Fixed wing aircraft are more efficient than rotary wing (quadcopters, helicopters, etc) in forward flight but are less agile and therefore not capable of landing without suitable infrastructure such as runways. This lack of agility in fixed wing aircraft limits their applications.
Combing both propulsion methods into a hybrid propulsion system results in one or both systems to be inefficient to a degree where the aircraft becomes unfeasible.
This is known through some basic physics relating to airfoils, for instance;
A large diameter, low pitch, slow rotating, 2-blade, hummingbird shaped propeller is optimal for hovered flight.
For forward flight, greater velocity correlates to more blades per propeller, more aggressively pitched blades, faster rotating blades.
Optimising efficiency can allow for a feasible novel VTOL aircraft by combining and optimising both propulsions systems.
The main concern is a resulting increase in complexity with regards to the issue of having different propulsion systems working together.

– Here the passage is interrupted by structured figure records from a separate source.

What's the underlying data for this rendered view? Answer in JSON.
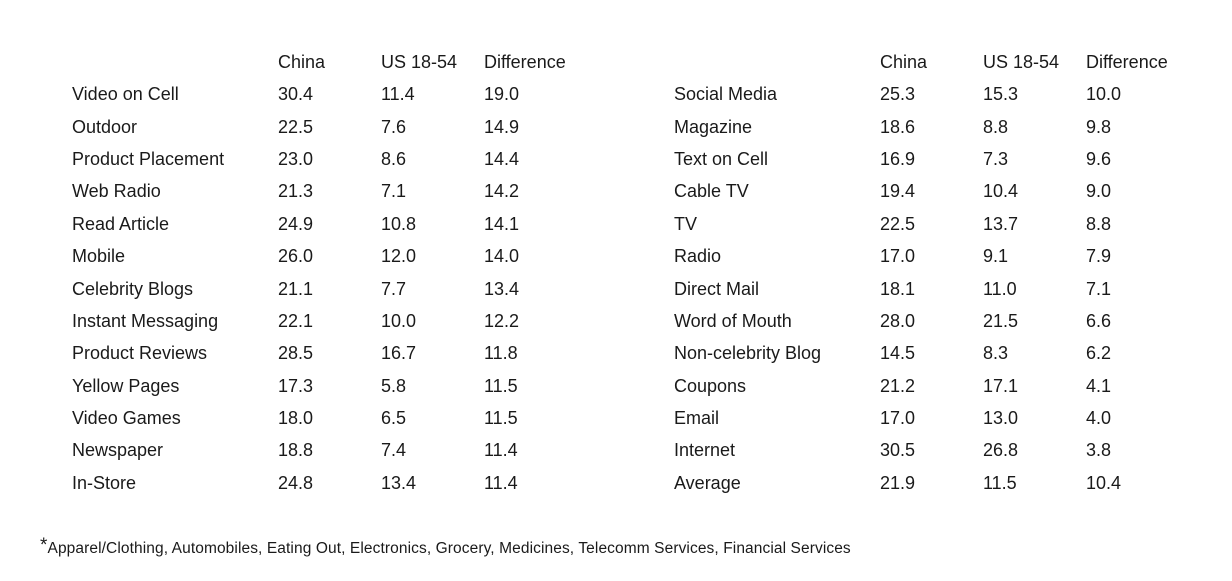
{
  "headers": {
    "china": "China",
    "us": "US 18-54",
    "difference": "Difference"
  },
  "left_rows": [
    {
      "label": "Video on Cell",
      "china": "30.4",
      "us": "11.4",
      "diff": "19.0"
    },
    {
      "label": "Outdoor",
      "china": "22.5",
      "us": "7.6",
      "diff": "14.9"
    },
    {
      "label": "Product Placement",
      "china": "23.0",
      "us": "8.6",
      "diff": "14.4"
    },
    {
      "label": "Web Radio",
      "china": "21.3",
      "us": "7.1",
      "diff": "14.2"
    },
    {
      "label": "Read Article",
      "china": "24.9",
      "us": "10.8",
      "diff": "14.1"
    },
    {
      "label": "Mobile",
      "china": "26.0",
      "us": "12.0",
      "diff": "14.0"
    },
    {
      "label": "Celebrity Blogs",
      "china": "21.1",
      "us": "7.7",
      "diff": "13.4"
    },
    {
      "label": "Instant Messaging",
      "china": "22.1",
      "us": "10.0",
      "diff": "12.2"
    },
    {
      "label": "Product Reviews",
      "china": "28.5",
      "us": "16.7",
      "diff": "11.8"
    },
    {
      "label": "Yellow Pages",
      "china": "17.3",
      "us": "5.8",
      "diff": "11.5"
    },
    {
      "label": "Video Games",
      "china": "18.0",
      "us": "6.5",
      "diff": "11.5"
    },
    {
      "label": "Newspaper",
      "china": "18.8",
      "us": "7.4",
      "diff": "11.4"
    },
    {
      "label": "In-Store",
      "china": "24.8",
      "us": "13.4",
      "diff": "11.4"
    }
  ],
  "right_rows": [
    {
      "label": "Social Media",
      "china": "25.3",
      "us": "15.3",
      "diff": "10.0"
    },
    {
      "label": "Magazine",
      "china": "18.6",
      "us": "8.8",
      "diff": "9.8"
    },
    {
      "label": "Text on Cell",
      "china": "16.9",
      "us": "7.3",
      "diff": "9.6"
    },
    {
      "label": "Cable TV",
      "china": "19.4",
      "us": "10.4",
      "diff": "9.0"
    },
    {
      "label": "TV",
      "china": "22.5",
      "us": "13.7",
      "diff": "8.8"
    },
    {
      "label": "Radio",
      "china": "17.0",
      "us": "9.1",
      "diff": "7.9"
    },
    {
      "label": "Direct Mail",
      "china": "18.1",
      "us": "11.0",
      "diff": "7.1"
    },
    {
      "label": "Word of Mouth",
      "china": "28.0",
      "us": "21.5",
      "diff": "6.6"
    },
    {
      "label": "Non-celebrity Blog",
      "china": "14.5",
      "us": "8.3",
      "diff": "6.2"
    },
    {
      "label": "Coupons",
      "china": "21.2",
      "us": "17.1",
      "diff": "4.1"
    },
    {
      "label": "Email",
      "china": "17.0",
      "us": "13.0",
      "diff": "4.0"
    },
    {
      "label": "Internet",
      "china": "30.5",
      "us": "26.8",
      "diff": "3.8"
    },
    {
      "label": "Average",
      "china": "21.9",
      "us": "11.5",
      "diff": "10.4"
    }
  ],
  "footnote": {
    "marker": "*",
    "text": "Apparel/Clothing,  Automobiles, Eating Out, Electronics, Grocery, Medicines, Telecomm  Services, Financial Services"
  }
}
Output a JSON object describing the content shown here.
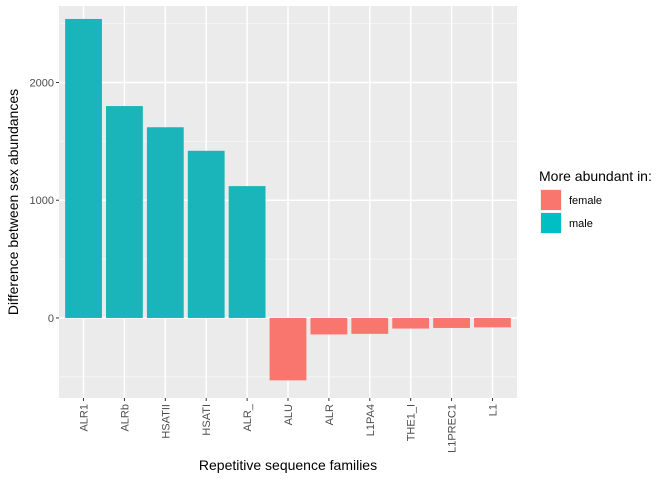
{
  "chart_data": {
    "type": "bar",
    "xlabel": "Repetitive sequence families",
    "ylabel": "Difference between sex abundances",
    "categories": [
      "ALR1",
      "ALRb",
      "HSATII",
      "HSATI",
      "ALR_",
      "ALU",
      "ALR",
      "L1PA4",
      "THE1_I",
      "L1PREC1",
      "L1"
    ],
    "values": [
      2540,
      1800,
      1620,
      1420,
      1120,
      -530,
      -140,
      -135,
      -90,
      -85,
      -80
    ],
    "groups": [
      "male",
      "male",
      "male",
      "male",
      "male",
      "female",
      "female",
      "female",
      "female",
      "female",
      "female"
    ],
    "ylim": [
      -680,
      2650
    ],
    "yticks": [
      0,
      1000,
      2000
    ],
    "grid": true,
    "legend": {
      "title": "More abundant in:",
      "position": "right",
      "items": [
        {
          "name": "female",
          "color": "#F8766D"
        },
        {
          "name": "male",
          "color": "#00BFC4"
        }
      ]
    },
    "colors": {
      "female": "#F8766D",
      "male": "#1AB5BA"
    }
  }
}
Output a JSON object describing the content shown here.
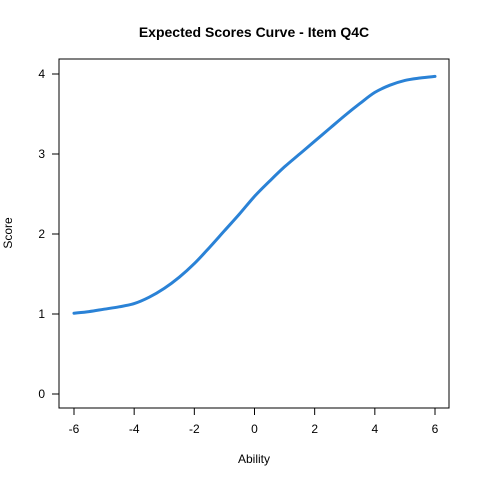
{
  "chart_data": {
    "type": "line",
    "title": "Expected Scores Curve - Item  Q4C",
    "xlabel": "Ability",
    "ylabel": "Score",
    "xlim": [
      -6,
      6
    ],
    "ylim": [
      0,
      4
    ],
    "x_ticks": [
      -6,
      -4,
      -2,
      0,
      2,
      4,
      6
    ],
    "y_ticks": [
      0,
      1,
      2,
      3,
      4
    ],
    "grid": false,
    "series": [
      {
        "color": "#2a82d6",
        "x": [
          -6,
          -5.5,
          -5,
          -4.5,
          -4,
          -3.5,
          -3,
          -2.5,
          -2,
          -1.5,
          -1,
          -0.5,
          0,
          0.5,
          1,
          1.5,
          2,
          2.5,
          3,
          3.5,
          4,
          4.5,
          5,
          5.5,
          6
        ],
        "y": [
          1.01,
          1.03,
          1.06,
          1.09,
          1.13,
          1.21,
          1.32,
          1.46,
          1.63,
          1.83,
          2.04,
          2.25,
          2.47,
          2.66,
          2.84,
          3.0,
          3.16,
          3.32,
          3.48,
          3.63,
          3.77,
          3.86,
          3.92,
          3.95,
          3.97
        ]
      }
    ]
  }
}
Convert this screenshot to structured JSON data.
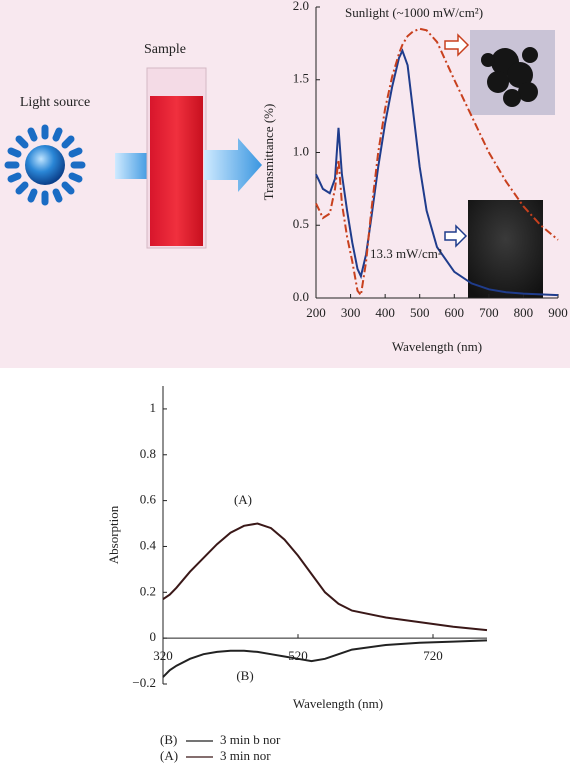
{
  "illustration": {
    "light_source": "Light source",
    "sample": "Sample"
  },
  "chart_data": [
    {
      "type": "line",
      "x_label": "Wavelength (nm)",
      "y_label": "Transmittance (%)",
      "xlim": [
        200,
        900
      ],
      "xticks": [
        200,
        300,
        400,
        500,
        600,
        700,
        800,
        900
      ],
      "ylim": [
        0,
        2
      ],
      "yticks": [
        {
          "value": 0,
          "label": "0.0"
        },
        0.5,
        {
          "value": 1,
          "label": "1.0"
        },
        1.5,
        {
          "value": 2,
          "label": "2.0"
        }
      ],
      "x": [
        200,
        210,
        220,
        240,
        255,
        265,
        275,
        290,
        305,
        320,
        330,
        345,
        360,
        380,
        400,
        420,
        440,
        450,
        465,
        480,
        500,
        520,
        550,
        600,
        650,
        700,
        750,
        800,
        850,
        900
      ],
      "series": [
        {
          "name": "13.3 mW/cm²",
          "color": "#1f3c8c",
          "dash": "solid",
          "values": [
            0.85,
            0.8,
            0.75,
            0.72,
            0.82,
            1.17,
            0.85,
            0.6,
            0.38,
            0.2,
            0.15,
            0.3,
            0.55,
            0.9,
            1.2,
            1.45,
            1.65,
            1.7,
            1.6,
            1.3,
            0.9,
            0.6,
            0.35,
            0.18,
            0.1,
            0.06,
            0.04,
            0.03,
            0.025,
            0.02
          ]
        },
        {
          "name": "Sunlight (~1000 mW/cm²)",
          "color": "#c8401e",
          "dash": "dashdot",
          "values": [
            0.65,
            0.6,
            0.55,
            0.58,
            0.75,
            0.95,
            0.65,
            0.42,
            0.25,
            0.05,
            0.02,
            0.25,
            0.6,
            1.0,
            1.3,
            1.52,
            1.68,
            1.74,
            1.8,
            1.83,
            1.85,
            1.84,
            1.76,
            1.5,
            1.25,
            1.0,
            0.8,
            0.63,
            0.5,
            0.4
          ]
        }
      ]
    },
    {
      "type": "line",
      "x_label": "Wavelength (nm)",
      "y_label": "Absorption",
      "xlim": [
        320,
        800
      ],
      "xticks": [
        320,
        520,
        720
      ],
      "ylim": [
        -0.2,
        1.1
      ],
      "yticks": [
        {
          "value": -0.2,
          "label": "−0.2"
        },
        0,
        0.2,
        0.4,
        0.6,
        0.8,
        1
      ],
      "x": [
        320,
        330,
        340,
        360,
        380,
        400,
        420,
        440,
        460,
        480,
        500,
        520,
        540,
        560,
        580,
        600,
        650,
        700,
        750,
        800
      ],
      "series": [
        {
          "label": "(A)",
          "name": "3 min nor",
          "color": "#3a1818",
          "dash": "solid",
          "values": [
            0.17,
            0.19,
            0.22,
            0.29,
            0.35,
            0.41,
            0.46,
            0.49,
            0.5,
            0.48,
            0.43,
            0.36,
            0.28,
            0.2,
            0.15,
            0.12,
            0.09,
            0.07,
            0.05,
            0.035
          ]
        },
        {
          "label": "(B)",
          "name": "3 min b nor",
          "color": "#222222",
          "dash": "solid",
          "values": [
            -0.17,
            -0.14,
            -0.12,
            -0.09,
            -0.07,
            -0.06,
            -0.055,
            -0.055,
            -0.06,
            -0.07,
            -0.08,
            -0.09,
            -0.1,
            -0.09,
            -0.07,
            -0.05,
            -0.03,
            -0.02,
            -0.015,
            -0.01
          ]
        }
      ]
    }
  ]
}
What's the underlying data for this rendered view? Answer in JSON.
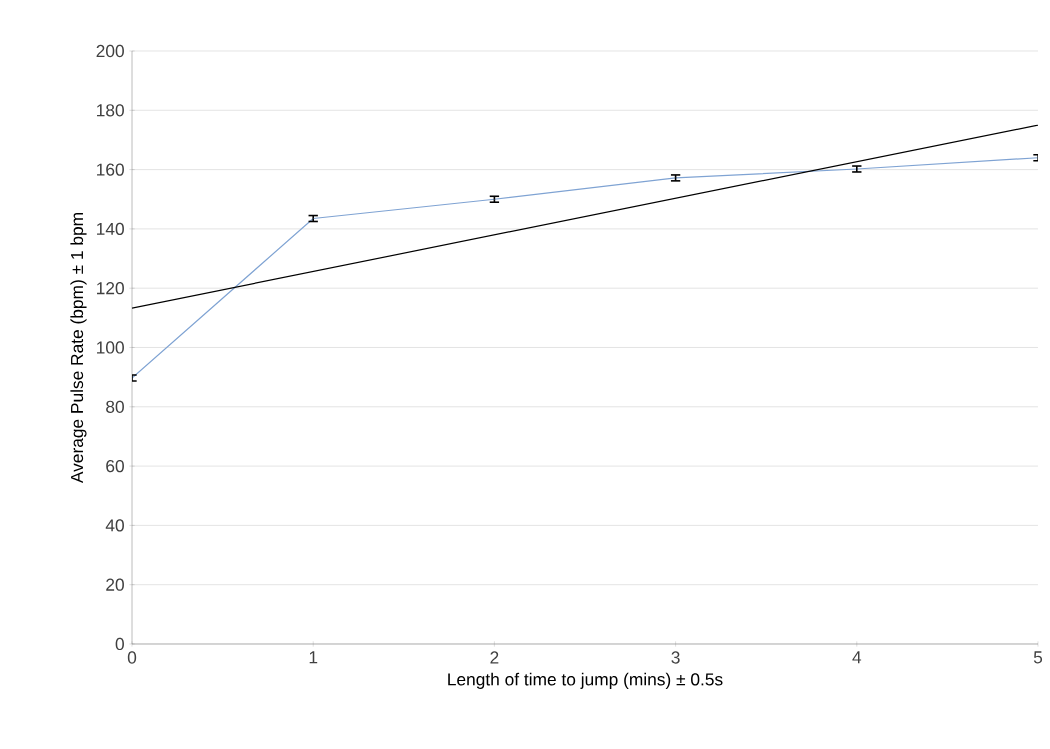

This is definitely a most promising approach to VTOL capability in an efficient UAV. I am currently working on a similar system. Looking through your project, I am wondering about the design of the wing section. It seems to me (from the current frame design) that the center point of thrust of the VTOL propulsion is far outside the center of gravity of the aircraft. Did you consider this already in your design?
What flight controller are you planning to implement in the new V2?
What is the purpose of the 3S batteries?
Concerning the V22, the difficulties in the control came from the fact that they have only two tilting motors (plus wings), not like in your design the 3 / 4 propulsion units and a fixed wing. Quite a different story...